I arrived in Jackson late Friday afternoon to attend the NASW board meeting scheduled for all day Saturday. Having given up on the likelihood that I could carve out a couple of days for Jackson archival research right now, I opted to at least shoot the images I need for the research. I waited until almost 7 to head downtown, hoping it would cool off at least a little and that the traffic had time to abate. Trekking down the hill from where I had to park my car, I looked to my right and exclaimed outloud, “Bailey Junior High! I think that is Bailey Junior High!” Also known as Bailey Middle School and Bailey Magnet School, it is a building I have longed to see, and had no idea I would walk right past it.
Bailey Junior High was a Public Works Administration project, completed in 1937 under Roosevelt’s New Deal Administration. Begun in 1936, the Art Moderne building was described as
…large L-shaped monolithic poured concrete (David Preziosi, National Register of Historic Places nomination form for Belhaven Historic District).
From the left, gymnasium, which had no openings to the front elevation; stair tower; classroom block; central entrance; classroom block; projecting auditorium. The spectator stands constructed behind the building are visible to the left of the gymnasium in the photograph below.

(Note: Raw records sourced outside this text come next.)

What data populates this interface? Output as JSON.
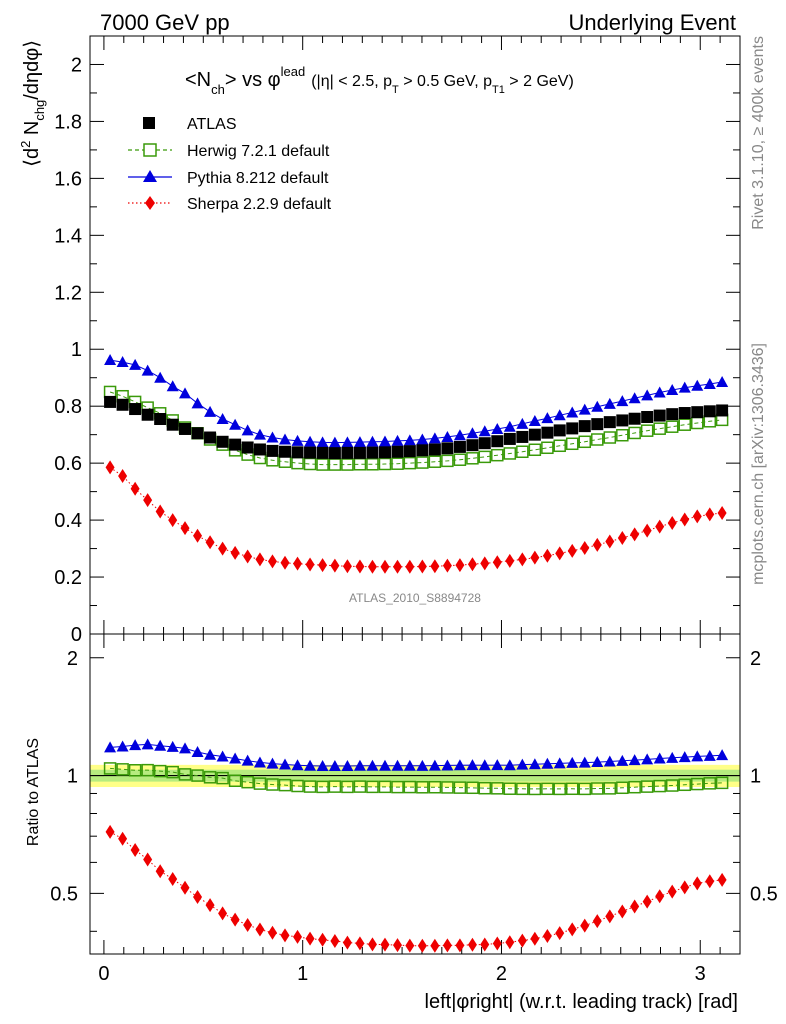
{
  "header": {
    "left": "7000 GeV pp",
    "right": "Underlying Event"
  },
  "side": {
    "rivet": "Rivet 3.1.10, ≥ 400k events",
    "mcplots": "mcplots.cern.ch [arXiv:1306.3436]"
  },
  "watermark": "ATLAS_2010_S8894728",
  "plot_title": {
    "main": "<N",
    "main_sub": "ch",
    "main_rest": "> vs φ",
    "main_sup": "lead",
    "cond1": "(|η| < 2.5, p",
    "cond1_sub": "T",
    "cond2": " > 0.5 GeV, p",
    "cond2_sub": "T1",
    "cond3": " > 2 GeV)"
  },
  "ylabel_main": {
    "part1": "⟨d",
    "sup": "2",
    "part2": " N",
    "sub": "chg",
    "part3": "/dηdφ⟩"
  },
  "ylabel_ratio": "Ratio to ATLAS",
  "xlabel": "left|φright| (w.r.t. leading track) [rad]",
  "colors": {
    "atlas": "#000000",
    "herwig": "#3a9a0a",
    "pythia": "#0000dd",
    "sherpa": "#ee0000",
    "band_inner": "#b6ec7f",
    "band_outer": "#ffff88"
  },
  "chart_data": {
    "type": "scatter",
    "x": [
      0.031,
      0.094,
      0.157,
      0.22,
      0.283,
      0.346,
      0.408,
      0.471,
      0.534,
      0.597,
      0.66,
      0.723,
      0.785,
      0.848,
      0.911,
      0.974,
      1.037,
      1.1,
      1.162,
      1.225,
      1.288,
      1.351,
      1.414,
      1.477,
      1.539,
      1.602,
      1.665,
      1.728,
      1.791,
      1.854,
      1.916,
      1.979,
      2.042,
      2.105,
      2.168,
      2.231,
      2.293,
      2.356,
      2.419,
      2.482,
      2.545,
      2.608,
      2.67,
      2.733,
      2.796,
      2.859,
      2.922,
      2.985,
      3.048,
      3.11
    ],
    "series": [
      {
        "name": "ATLAS",
        "marker": "square",
        "values": [
          0.815,
          0.805,
          0.79,
          0.77,
          0.755,
          0.735,
          0.72,
          0.705,
          0.69,
          0.675,
          0.665,
          0.655,
          0.648,
          0.643,
          0.64,
          0.638,
          0.637,
          0.636,
          0.635,
          0.636,
          0.636,
          0.637,
          0.638,
          0.64,
          0.642,
          0.645,
          0.648,
          0.652,
          0.657,
          0.663,
          0.67,
          0.677,
          0.685,
          0.692,
          0.7,
          0.707,
          0.715,
          0.722,
          0.73,
          0.737,
          0.744,
          0.75,
          0.756,
          0.762,
          0.767,
          0.772,
          0.776,
          0.779,
          0.782,
          0.785
        ]
      },
      {
        "name": "Herwig 7.2.1 default",
        "marker": "open-square",
        "values": [
          0.85,
          0.835,
          0.815,
          0.795,
          0.775,
          0.75,
          0.725,
          0.705,
          0.683,
          0.665,
          0.645,
          0.63,
          0.618,
          0.61,
          0.605,
          0.6,
          0.597,
          0.595,
          0.595,
          0.595,
          0.596,
          0.596,
          0.597,
          0.598,
          0.6,
          0.602,
          0.605,
          0.608,
          0.612,
          0.617,
          0.622,
          0.628,
          0.634,
          0.64,
          0.647,
          0.654,
          0.661,
          0.668,
          0.675,
          0.683,
          0.69,
          0.698,
          0.706,
          0.714,
          0.721,
          0.728,
          0.735,
          0.741,
          0.747,
          0.752
        ]
      },
      {
        "name": "Pythia 8.212 default",
        "marker": "triangle",
        "values": [
          0.962,
          0.955,
          0.945,
          0.925,
          0.9,
          0.87,
          0.845,
          0.81,
          0.78,
          0.755,
          0.735,
          0.715,
          0.7,
          0.69,
          0.683,
          0.678,
          0.675,
          0.673,
          0.672,
          0.673,
          0.674,
          0.675,
          0.676,
          0.678,
          0.68,
          0.683,
          0.687,
          0.692,
          0.698,
          0.705,
          0.712,
          0.72,
          0.728,
          0.738,
          0.748,
          0.758,
          0.768,
          0.778,
          0.788,
          0.798,
          0.808,
          0.818,
          0.828,
          0.838,
          0.848,
          0.857,
          0.865,
          0.872,
          0.878,
          0.885
        ]
      },
      {
        "name": "Sherpa 2.2.9 default",
        "marker": "diamond",
        "values": [
          0.585,
          0.555,
          0.51,
          0.47,
          0.43,
          0.4,
          0.372,
          0.345,
          0.322,
          0.3,
          0.285,
          0.272,
          0.262,
          0.255,
          0.25,
          0.247,
          0.244,
          0.242,
          0.24,
          0.238,
          0.237,
          0.236,
          0.236,
          0.236,
          0.236,
          0.237,
          0.238,
          0.24,
          0.242,
          0.245,
          0.248,
          0.252,
          0.257,
          0.262,
          0.268,
          0.275,
          0.283,
          0.292,
          0.302,
          0.313,
          0.325,
          0.337,
          0.35,
          0.363,
          0.377,
          0.39,
          0.402,
          0.413,
          0.42,
          0.425
        ]
      }
    ],
    "xlim": [
      -0.07,
      3.2
    ],
    "ylim": [
      0,
      2.1
    ],
    "ylim_ratio": [
      0.35,
      2.3
    ],
    "xticks": [
      "0",
      "1",
      "2",
      "3"
    ],
    "yticks": [
      "0",
      "0.2",
      "0.4",
      "0.6",
      "0.8",
      "1",
      "1.2",
      "1.4",
      "1.6",
      "1.8",
      "2"
    ],
    "yticks_ratio": [
      "0.5",
      "1",
      "2"
    ],
    "legend": "top-left"
  }
}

Architect: N. W. Overstreet & A. H. Town; Contractor: W. J. McGee & Son; Relief sculturer designer: Joseph Barros; Cast stone/bas reliefs: Jackson Stone Company; Plaster/stucco: A. C. Hopton (Mississippi Department of Archives and History, Historic Resources Inventory). If you have not used the awesome MDAH HRI resources, go visit at the link. I have said this before, but of all the states in which I do New Deal research (primarily Tennessee, Texas, Arkansas, and Louisiana in addition to Mississippi), it is the best and most complete, not to mention easiest to use, database for research about buildings.